Again, folks, thanks for your comments and I’ll try to reply when/if needed :wink:

I guess the “pratical use” of this flashlight is no different from many other that have been put out by several brands for a while now. It produces light and it’s main purpose will be to light the dark :wink:
I do agree, as pointed above, that a different LED & reflector combination could make it more practical, though. The FW1AA I “made” with TIR and LH351D is more useful at closer range, but it doesn’t throw as far as this one. And I guess that may be a “spot” if this flashlight: mid range for short bursts, not super close nor super far range for long periods.

I guess our hopes an expectations sometimes need to suffer adaptations according to what the marker gives to us. Eventually the SP10 version will be better than this one for your purposes :wink:

I guess that if LT comes with a 3535 board, our hopes and expectations will increase, since then we are able to mod the flashlight :wink: and give it a proper High CRI Led :wink:

I still hope for that , too :wink:

@ Light Veteran: Thank you

Hopefully a reflector that avoids the tint shifts from some LH351Ds, or a LED that doesn’t produce them.

Thanks Correlux!!

That is my next try! I will se how this looks like in certain environments during the next days. If I can I will take some photos to show it!

I can’t say about the aluminium type, but I can say that my FWAAs have felt, get some “chips” but didn’t get any issue with the lens, so far. I still prefer to have a version with the lens, than the solution the FW3A and eventually the EDC18 (???) once had, that was a “proprietary” TIR.
The FW1A, it didn’t fell so far, but if it does, I will tell you about that!

I may open my heart and conduce some more aggressive tests soon :stuck_out_tongue:

I guess I only have the 15mm ones. Can you please point me the 17mm ones?
I can tell, however, that the TIR from the S1R Baton I fits this flashlight. I has a similar type of beam to the S1R, eventually a bit narrower, and with some shifts in the corona. I need to explore it more.

If the TIR is tall, it won’t fit for sure, since the reflector is also short.

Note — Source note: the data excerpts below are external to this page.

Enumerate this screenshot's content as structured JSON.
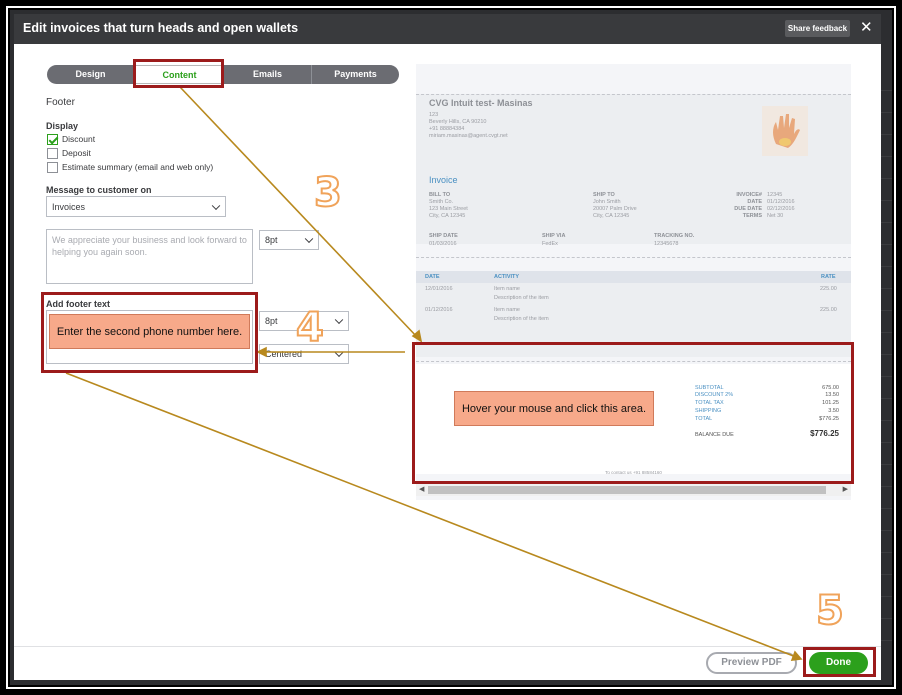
{
  "modal": {
    "title": "Edit invoices that turn heads and open wallets",
    "share_feedback": "Share feedback",
    "close": "✕"
  },
  "tabs": [
    {
      "label": "Design"
    },
    {
      "label": "Content",
      "active": true
    },
    {
      "label": "Emails"
    },
    {
      "label": "Payments"
    }
  ],
  "form": {
    "section": "Footer",
    "display_label": "Display",
    "checkboxes": [
      {
        "label": "Discount",
        "checked": true
      },
      {
        "label": "Deposit",
        "checked": false
      },
      {
        "label": "Estimate summary (email and web only)",
        "checked": false
      }
    ],
    "message_label": "Message to customer on",
    "message_select": "Invoices",
    "message_placeholder": "We appreciate your business and look forward to helping you again soon.",
    "message_font_size": "8pt",
    "footer_label": "Add footer text",
    "footer_font_size": "8pt",
    "footer_align": "Centered"
  },
  "preview": {
    "company": "CVG Intuit test- Masinas",
    "address": [
      "123",
      "Beverly Hills, CA 90210",
      "+91 88884384",
      "miriam.masinas@agent.cvgt.net"
    ],
    "doc_title": "Invoice",
    "bill_to_label": "BILL TO",
    "bill_to": [
      "Smith Co.",
      "123 Main Street",
      "City, CA 12345"
    ],
    "ship_to_label": "SHIP TO",
    "ship_to": [
      "John Smith",
      "20007 Palm Drive",
      "City, CA 12345"
    ],
    "meta_labels": [
      "INVOICE#",
      "DATE",
      "DUE DATE",
      "TERMS"
    ],
    "meta_values": [
      "12345",
      "01/12/2016",
      "02/12/2016",
      "Net 30"
    ],
    "ship_date_label": "SHIP DATE",
    "ship_date": "01/03/2016",
    "ship_via_label": "SHIP VIA",
    "ship_via": "FedEx",
    "tracking_label": "TRACKING NO.",
    "tracking": "12345678",
    "col_date": "DATE",
    "col_activity": "ACTIVITY",
    "col_rate": "RATE",
    "rows": [
      {
        "date": "12/01/2016",
        "item": "Item name",
        "desc": "Description of the item",
        "amount": "225.00"
      },
      {
        "date": "01/12/2016",
        "item": "Item name",
        "desc": "Description of the item",
        "amount": "225.00"
      }
    ],
    "totals": [
      {
        "label": "SUBTOTAL",
        "value": "675.00"
      },
      {
        "label": "DISCOUNT 2%",
        "value": "13.50"
      },
      {
        "label": "TOTAL TAX",
        "value": "101.25"
      },
      {
        "label": "SHIPPING",
        "value": "3.50"
      },
      {
        "label": "TOTAL",
        "value": "$776.25"
      }
    ],
    "balance_label": "BALANCE DUE",
    "balance_value": "$776.25",
    "footer_text": "To contact us +91 88584160"
  },
  "footer": {
    "preview_pdf": "Preview PDF",
    "done": "Done"
  },
  "annotations": {
    "step3": "3",
    "step4": "4",
    "step5": "5",
    "callout_footer": "Enter the second phone number here.",
    "callout_preview": "Hover your mouse and click this area."
  }
}
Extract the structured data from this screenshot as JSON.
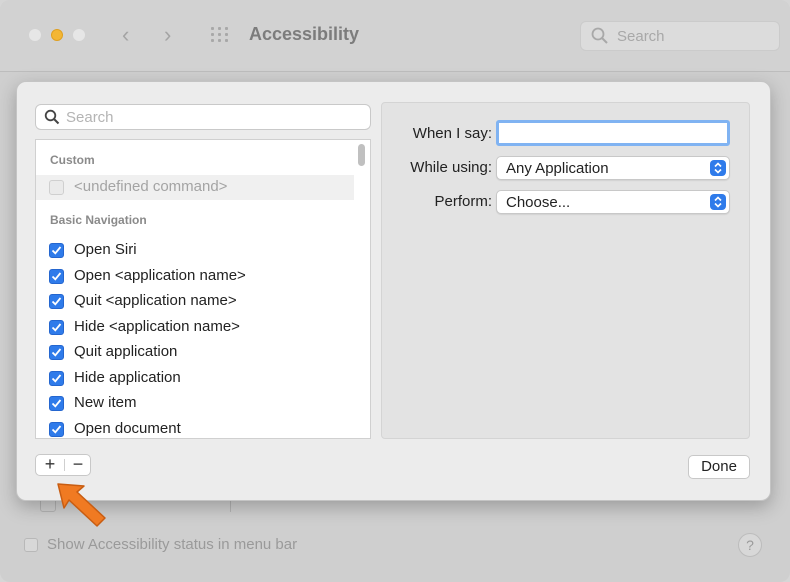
{
  "window": {
    "title": "Accessibility",
    "search_placeholder": "Search"
  },
  "background": {
    "status_checkbox_label": "Show Accessibility status in menu bar",
    "help_label": "?"
  },
  "sheet": {
    "search_placeholder": "Search",
    "sections": [
      {
        "header": "Custom",
        "items": [
          {
            "label": "<undefined command>",
            "checked": false,
            "disabled": true
          }
        ]
      },
      {
        "header": "Basic Navigation",
        "items": [
          {
            "label": "Open Siri",
            "checked": true
          },
          {
            "label": "Open <application name>",
            "checked": true
          },
          {
            "label": "Quit <application name>",
            "checked": true
          },
          {
            "label": "Hide <application name>",
            "checked": true
          },
          {
            "label": "Quit application",
            "checked": true
          },
          {
            "label": "Hide application",
            "checked": true
          },
          {
            "label": "New item",
            "checked": true
          },
          {
            "label": "Open document",
            "checked": true
          }
        ]
      }
    ],
    "form": {
      "when_i_say_label": "When I say:",
      "when_i_say_value": "",
      "while_using_label": "While using:",
      "while_using_value": "Any Application",
      "perform_label": "Perform:",
      "perform_value": "Choose..."
    },
    "add_label": "+",
    "remove_label": "−",
    "done_label": "Done"
  },
  "colors": {
    "accent": "#2f7bea",
    "annotation_arrow": "#f07a22"
  }
}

Nop. As jon_slider mentioned, this only takes 14500.

I am using an unprotected button top Vapcel H10 on mine.

> I guess that if LT comes with a 3535 board, our hopes and expectations will increase

is it not possible to just swap out the mcpcb?

I’m fully confident I can swap the star if needed.

I may need to file down the edges of the replacement star. Possibly file a slot or drill a hole for the alignment screw. And I might need to stack disks of copper sheet underneath to make the replacement the right thickness. But I’m confident I can do it.

I have to check if I have a small one (10mm) from KD, and see if it would fit.
I will tell later on :wink:

Other than that, given the structure/inner shape of the head/hole, I guess I would not be able to mod it.

Yup, would likely have to deal with a small hole in the reflector. I have a few copper mcpcb’s with 219b’s on them, should fit.

> would likely have to deal with a small hole in the reflector

you can do it :+1:

the small hole is only in the centering ring… easy fix

Jon, do you think there would be room between the wires and the emitter for a 3535 footprint and some kind of centering ring?

If a 3535 LED was too big then would a Nichia E21A fit and be any good in 1 of these instead? Not as bright but you could get a much nicer tint and CRI.

3535 should fit just fine.

There are dozens of lights with narrower bezels that work perfectly and give very useful beams with 3535 stars (Eagletac DC25A, Sofirn SP10b, Lumintop Tool AA, etc.).

The problem isn’t the fit… rather it is Lumintop’s choice to go with a 3030 star that fits Oslon White 1 emitters and nothing else.

I’m sure an E21A would fit and work fine… but you would need to do the following:

  • Find an appropriate star that fits an E21A and then mod the star to fit inside the light.
  • E21A can’t tolerate high currents. You may need to mod the driver or firmware to limit output.

What’s the MCPCB size?

I do have E21A’s… the star will be the issue. I think I could fit one in the odd cavity and would have to clear mask and then solder in a place that is not a solder tab. But, the output would be disappointing for an EDC. Gonna have to think on it a bit. Not having the light in hand, I am not sure what the opening in the base of the reflector looks like. May just have to come up with one to try and frankenlight it. I do love the form factor of the FWAA that I have, but it is just to much flood for some applications. Charging every other day to save pocket space is not an issue.

Eurekatronix/Clemence has a 10mm MCPCB for E21A and E17A , very high perf dielectric and can do 4A :

Still going to need a regulated driver, I just ordered boards for a FWAA buck driver and I was looking forward to this FW1AA but the weird MCPCB/shelf design is just very disappointing.

From the photo, the stock star doesn’t look very deep.

Another option might be to use an ordinary 16mm star and just have it sitting on the aluminum rim above the cavity for the stock star.

  • In the empty cavity for the stock star, place either the stock star with nothing on it, or some copper sheet cut into disks. All liberally covered with thermal grease to fill any gaps.
  • If needed, drill fresh holes or file the existing holes wider for the driver wires.
  • If this method is used, the bezel won’t screw down all the way. Insert an o-ring or other spacer into the gap.